On April 20, 2016, Hillsborough County commissioners approved a $40 million renovation of George M. Steinbrenner Field, greenlighting an agreement that will keep New York Yankees' spring training in Tampa through 2046. Renovations began after the 2016 season. Improvements included new seats throughout the 10,000-capacity ballpark, roof replacements, a better entry plaza and an upgraded outfield concourse. The renovations also included adding new amenities such as new loge boxes, cabanas, suite upgrades, a right-field beachside bar and bullpen clubs. The bullpen clubs were built on both the first base and the third base side. The clubs are composed of two levels; the top tier is exclusively for group tickets, club seat members and loge seating, while the bottom tier features a full bar that all ticket members can access. Additional shaded areas were constructed to protect fans from the sun. The team's spring training practice facility on Himes Avenue was also upgraded. The renovations were completed in time for Spring Training 2017.

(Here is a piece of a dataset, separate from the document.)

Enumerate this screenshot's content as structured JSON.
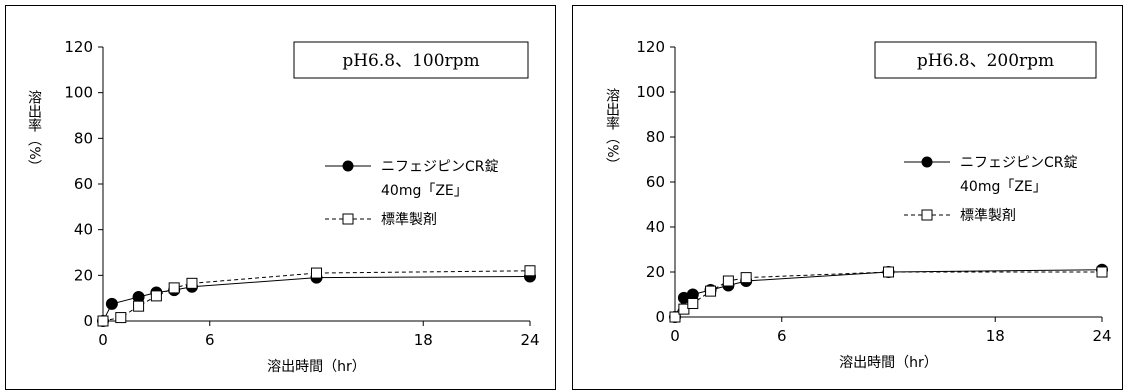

From 2024 to 2025, George M. Steinbrenner Field underwent another renovation with this one focused on player areas with input from manager Aaron Boone and captain Aaron Judge. The former segmented and windowless training facilities have been replaced by an open floor plan with the indoor workout area, outdoor stretching area and recovery, medical and training areas adjacent to each other. The former training room has been converted into a multi-purpose space for team meetings and press conferences. The recovery area has been upgraded with eight training tables, plunge pools, a SwimEx, and a sauna and red-light therapy area. Floor-to-ceiling windows allow natural light into the two-story weight room, with weight training on the ground floor and a cardio area in the elevated loft. Additional upgrades include, a new made-to-order kitchen and cafeteria dedicated to player nutrition that connects to a new 2,400 sqft patio that overlooks the practice field, known as Field 2 and a new larger lounge that includes multiple televisions and arcade games. Furthermore, the visiting clubhouse was upgraded to MLB standards and Field 2 received new larger light stanchions and upgraded baseball operations technology.

=== Tampa Bay Rays ===
After Hurricane Milton caused extensive damage to Tropicana Field, the regular stadium of the Tampa Bay Rays in nearby St. Petersburg, Florida, in October 2024, the Rays announced they would play their 2025 season at Steinbrenner Field. With a seating capacity of 11,026, Steinbrenner Field was the smallest ballpark in MLB.

Kameron Misner hit a walk-off home run on March 28, 2025 during the Rays' season opener, becoming the first player to homer in a major league game at the stadium. The Rays won their first game at the stadium 3–2 in front of 10,046 fans. The final Rays' game at the stadium was on September 21, 2025 where they won against the Boston Red Sox 7–3 in front of 10,046 fans. Repairs at Tropicana Field were completed in time for the Rays to return for opening day of the 2026 MLB season on April 6, 2026.

==Design==
The dimensions of the field precisely mimic that of both the old Yankee Stadium and the new Yankee Stadium, and the scalloped grandstand facade (the frieze) is also meant to evoke the old ballpark in the Bronx. When built, it was the first spring training stadium to include luxury suites. Outside of the stadium are plaques commemorating Yankees whose numbers have been retired.

==Other tenants and events==

Panoramic view of a Tampa Tarpons game vs. the Charlotte Stone Crabs

In 2008, Barack Obama held a campaign rally at the ballpark with members of the Tampa Bay Rays, including David Price, who introduced him to the crowd.

In 2010, the ballpark was the home pitch for then-called FC Tampa Bay, now the Tampa Bay Rowdies, of the USSF Division 2 Professional League. The club moved across Tampa Bay to Al Lang Field in St. Petersburg for the 2011 season, and has stayed there since.

On August 9, 2014, the venue hosted the "Carnivores Tour" featuring Linkin Park and Thirty Seconds to Mars along with AFI.